Eine Abbildzüchtung ist eine gezielte Paarung zweier Tiere mit dem Ziel der Wildform des Haustieres nahezukommen. Diese Rasse wurde 1872 zum ersten Mal registriert und bereits ab 1901 gab es die ersten Katzen in der USA. In Deutschland ist angeblich diese Katze zum ersten Mal 1934 in Dresden aufgetaucht. Heutzutage ist diese Rasse in weltweiten Katzenausstellungen anwesend.

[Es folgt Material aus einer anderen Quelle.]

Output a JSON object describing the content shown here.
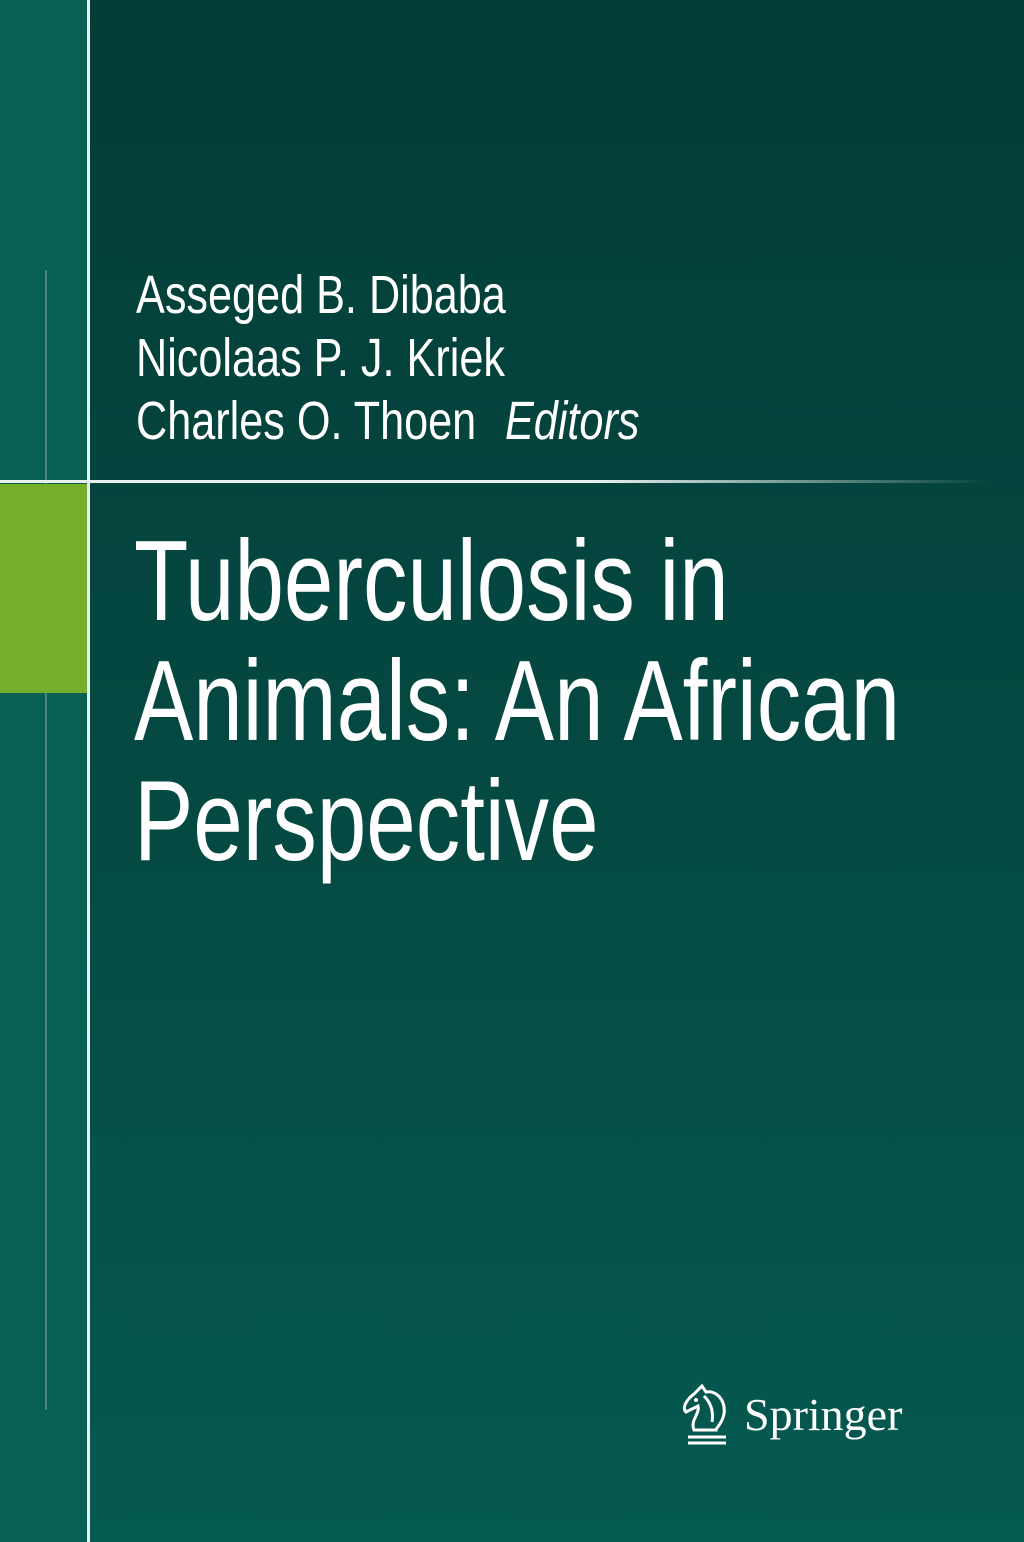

Mit ihrem lebhaften Temperament ist die Ägyptische Mau sehr ähnlich zum Puma und ist deshalb ein richtiger Hingucker. Sie hat einen sehr eleganten, schlanken aber dennoch muskulösen Körper.Weitere Kennzeichen sind ein keilförmigen Kopf, lange Beine und schmale Pfoten. Zuerst bemerkt man aber die mandelförmigen großen Augen, die meist grün sind. Ein typisches Merkmal ist aber auch das Fell. Es liegt eng am Körper, ist kurz und dicht mit meist schwarzen Tüpfelchen. Die Ägyptische Mau wiegt meistens zwischen 2,5 und 4,5 kg und ist oft ein Highlight auf jeglichen Katzenshows.

Diese Katzenrasse verlangt viel Aufmerksamkeit und ist sehr gesellig. Aus diesem Grund sollten diese intelligenten Katzen immer paarweise gekauft werden. Ein Hund kommt auch in Frage, da sie auch mit Hunden gut zurechtkommen. Stress ist für diese Katze eher ein Fremdwort. Sie sind einfach zu halten, brauchen aber viel Raum, da sie einen hohen Bewegungsdrang haben.

Die Ägyptische Mau ist sehr anpassungsfähig, mag aber lieber den Freigang als eine Wohnung. Falls Sie sich doch für diese Katze entscheiden, so müssen Sie ihr viele Klettermöglichkeiten bieten. Abwechslung beim Spielen ist genauso wichtig wie der Kontakt zu Menschen. Sie lieben es zu kuscheln und sind einfach ein ideales Haustier für jeden Tierliebhaber.